The nongroup market for health insurance, which serves individuals who don’t have access to coverage through an employer or public programs, is known to experience high levels of churn. However, the reasons for disenrollment from this market are poorly understood. In Chapter 2, I aim to clarify these dynamics using an administrative data set from the Massachusetts Health Connector. To obtain causal estimates, I leverage a natural experience for the 2017 plan year and use an event-study approach to study enrollment consequences of introducing a nominal ( $10) premium for plans that previously did not require a monthly contribution from enrollees. I show that nearly one in five enrollees who face a new, nominal premium are terminated for nonpayment by the end of the new plan year. As a first-order matter, enrollment inertia is an important determinant of these outcomes; all affected enrollees had the option to switch into a zero-premium plan offered by a different carrier at the start of the plan year. Comparing termination rates across plans that imposed different-sized premiums suggests that this disenrollment is predominantly driven by the administrative burden of initiating and sustaining premium payments, though there does appear to be a modest role for affordability.

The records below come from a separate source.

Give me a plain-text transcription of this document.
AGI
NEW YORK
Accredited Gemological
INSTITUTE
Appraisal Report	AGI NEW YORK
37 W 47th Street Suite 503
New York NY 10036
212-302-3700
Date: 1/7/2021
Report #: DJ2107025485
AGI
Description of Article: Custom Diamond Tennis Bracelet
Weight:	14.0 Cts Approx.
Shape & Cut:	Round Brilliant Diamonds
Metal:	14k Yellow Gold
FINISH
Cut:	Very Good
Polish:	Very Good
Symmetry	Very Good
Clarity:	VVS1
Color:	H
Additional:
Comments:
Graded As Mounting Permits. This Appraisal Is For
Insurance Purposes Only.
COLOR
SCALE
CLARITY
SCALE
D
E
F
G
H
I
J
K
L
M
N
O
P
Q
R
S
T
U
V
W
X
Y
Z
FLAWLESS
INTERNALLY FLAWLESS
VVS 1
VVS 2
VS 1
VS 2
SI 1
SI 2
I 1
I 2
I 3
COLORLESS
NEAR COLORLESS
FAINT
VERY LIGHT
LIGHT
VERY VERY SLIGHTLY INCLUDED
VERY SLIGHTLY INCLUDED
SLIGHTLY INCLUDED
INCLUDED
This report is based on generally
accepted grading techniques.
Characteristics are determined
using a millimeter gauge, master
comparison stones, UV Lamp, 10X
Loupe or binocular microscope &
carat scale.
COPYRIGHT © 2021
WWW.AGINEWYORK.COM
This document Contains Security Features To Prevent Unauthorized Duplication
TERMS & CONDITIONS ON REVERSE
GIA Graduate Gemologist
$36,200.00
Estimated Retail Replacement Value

Chapter 3 uses the same administrative data set to evaluate how take-up of individual market insurance during the COVID-19 pandemic compared to enrollment during prior years. I show that new enrollees who entered the Massachusetts individual market during the COVID-19 special enrollment period were younger, on average, and more likely to enroll in unsubsidized coverage than mid-year enrollees in 2017-2019. I also offer suggestive evidence that the state's special enrollment period—which relaxed administrative burdens typically required to enroll mid-year—may have improved take-up of coverage.